Monday, January 9, 2023

What Is Our Christian Hope in 2023?

Let’s dream a little.  Imagine, if you will, that our nation begins a dramatic shift toward righteousness in 2023. There is nationwide repentance and a renewed commitment to Christ among His people. Human dignity becomes more than a slogan. The unborn are welcomed into life, racial and ethnic injustice is curtailed, marriage is recognized for what God intended it to be, and religious liberty is acknowledged as the cornerstone of all freedoms.

Government supports religious liberty.  Families grow strong and healthy. Economic opportunity and sound fiscal policy join to create widening prosperity. We remedy the drug crisis and criminal violence becomes the extreme exception to a socially peaceful norm.

Now, ask yourself this: Will such a place ever exist? And, if it does, will sin vanish? Will human nature, fallen and, as the prophet Jeremiah described it, “desperately sick” (Jeremiah 17:9), become sweet and full of light? And will the vision of America we have just considered be permanent?

The answer is that such imagine things are merely a dream. This thought-experiment is not intended to deflate hopes for a better nation. We should work and pray to advance those things that reflect God’s desire for America and the world.

Yet we are mistaken if we think there will ever be a final resolution to the problems we face or that the contentions of our time will one day be only a distant memory.

Human evil is to life in this world what water is to a sponge. It permeates all facets of our beings individually and collectively. This does not mean that everything is sordid and wicked. There is much good to celebrate in many areas of life.

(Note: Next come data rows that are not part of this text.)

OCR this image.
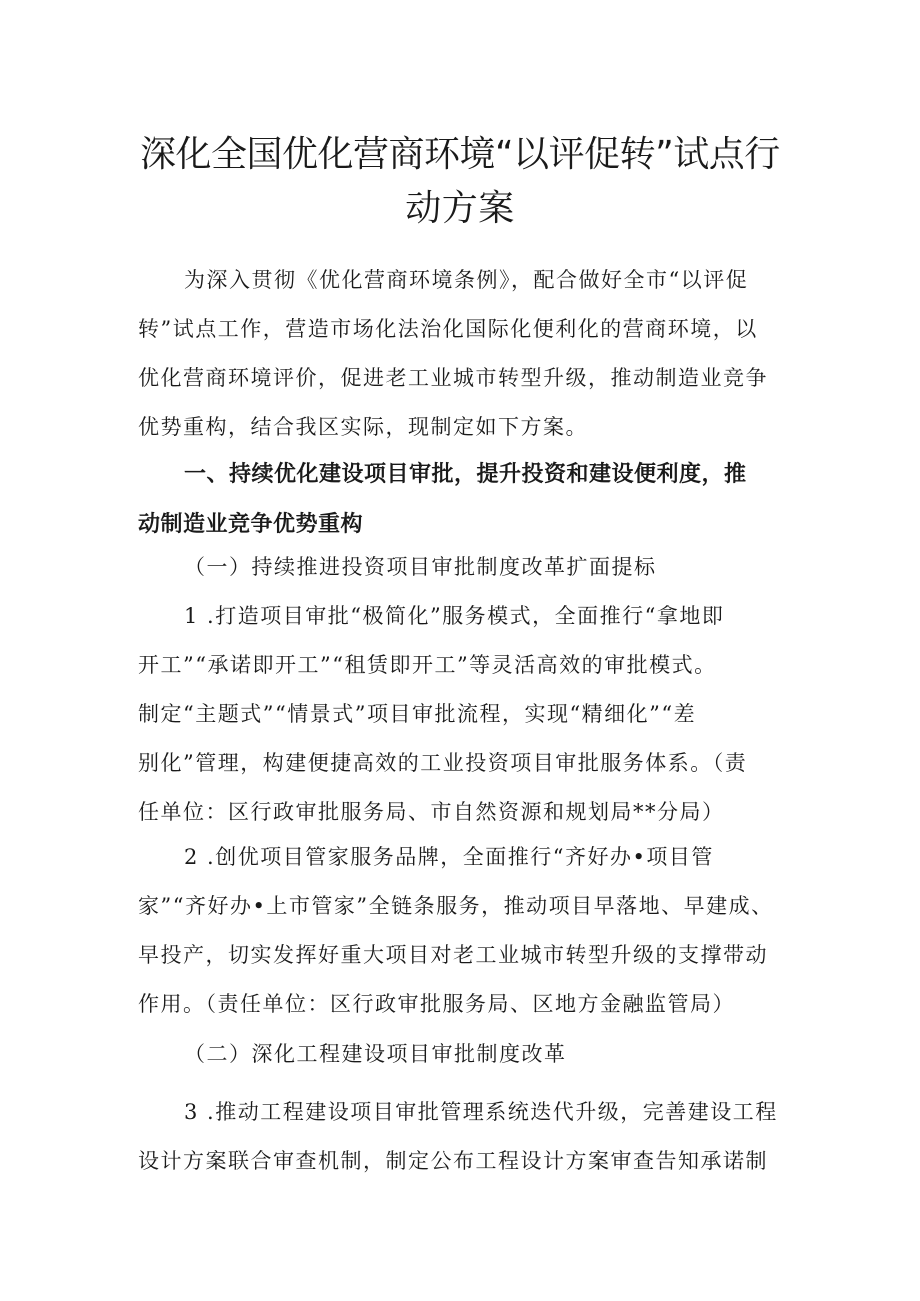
深化全国优化营商环境“以评促转”试点行
动方案
为深入贯彻《优化营商环境条例》，配合做好全市“以评促
转”试点工作，营造市场化法治化国际化便利化的营商环境，以
优化营商环境评价，促进老工业城市转型升级，推动制造业竞争
优势重构，结合我区实际，现制定如下方案。
一、持续优化建设项目审批，提升投资和建设便利度，推
动制造业竞争优势重构
（一）持续推进投资项目审批制度改革扩面提标
1 .打造项目审批“极简化”服务模式，全面推行“拿地即
开工”“承诺即开工”“租赁即开工”等灵活高效的审批模式。
制定“主题式”“情景式”项目审批流程，实现“精细化”“差
别化”管理，构建便捷高效的工业投资项目审批服务体系。（责
任单位：区行政审批服务局、市自然资源和规划局**分局）
2 .创优项目管家服务品牌，全面推行“齐好办•项目管
家”“齐好办•上市管家”全链条服务，推动项目早落地、早建成、
早投产，切实发挥好重大项目对老工业城市转型升级的支撑带动
作用。（责任单位：区行政审批服务局、区地方金融监管局）
（二）深化工程建设项目审批制度改革
3 .推动工程建设项目审批管理系统迭代升级，完善建设工程
设计方案联合审查机制，制定公布工程设计方案审查告知承诺制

And as followers of the Savior, we have a deep obligation to stand for those things He most values — the sacredness of human life and the justice and liberty that are each person’s God-ordained due. This means ongoing, persistent engagement with all spheres of public life.

However, we cannot forget that sin is both distortive and enduring. It promises and seduces, lying the whole time and turning good gifts into broken ones. For example, sexual intimacy is a great gift. In the context of the covenantal union of one man and one woman, it enables two to become one and provides new generations of God’s image-bearers. Yet from abortion to pornography to sexual abuse and more, what God planned for good man uses for selfishness and harm.  And therefore, we have come to live in the society that we have personally created for ourselves.

On a national scale, America’s great promise can and should be better realized, but perfection this side of heaven will never be our lot. Moreover, a culturally friendly Christianity should never be equated with godliness. Even if the United States were to embrace expressions of orthodox faith and if our cultural institutions — the media, the entertainment industry, public education, the business world, etc. — jettisoned their current allegiance to moral relativism and radical sexual autonomy, sin would remain observant and eager, ready to pounce in ways small and large.

Our goal is not an America that will never be. Nor can it be only a society where we feel at ease and unthreatened, luxuriating in the friendliness of our cultural surroundings. Such a place is inherently deceptive. It urges us to forget the crouching presence of sin and softens the sense of urgency compelled by the gospel.

But, nevertheless, we press on, preserving what little remains in the form of righteousness and goodness, always remembering with the writer of the Book of Hebrews that “here we have no lasting city, but we seek the city that is to come” (13:14).

For the sake of that city and its King, let’s move into 2023 with humble confidence in His eternal victory and a keen sense of our temporal duty to be His instruments here on earth.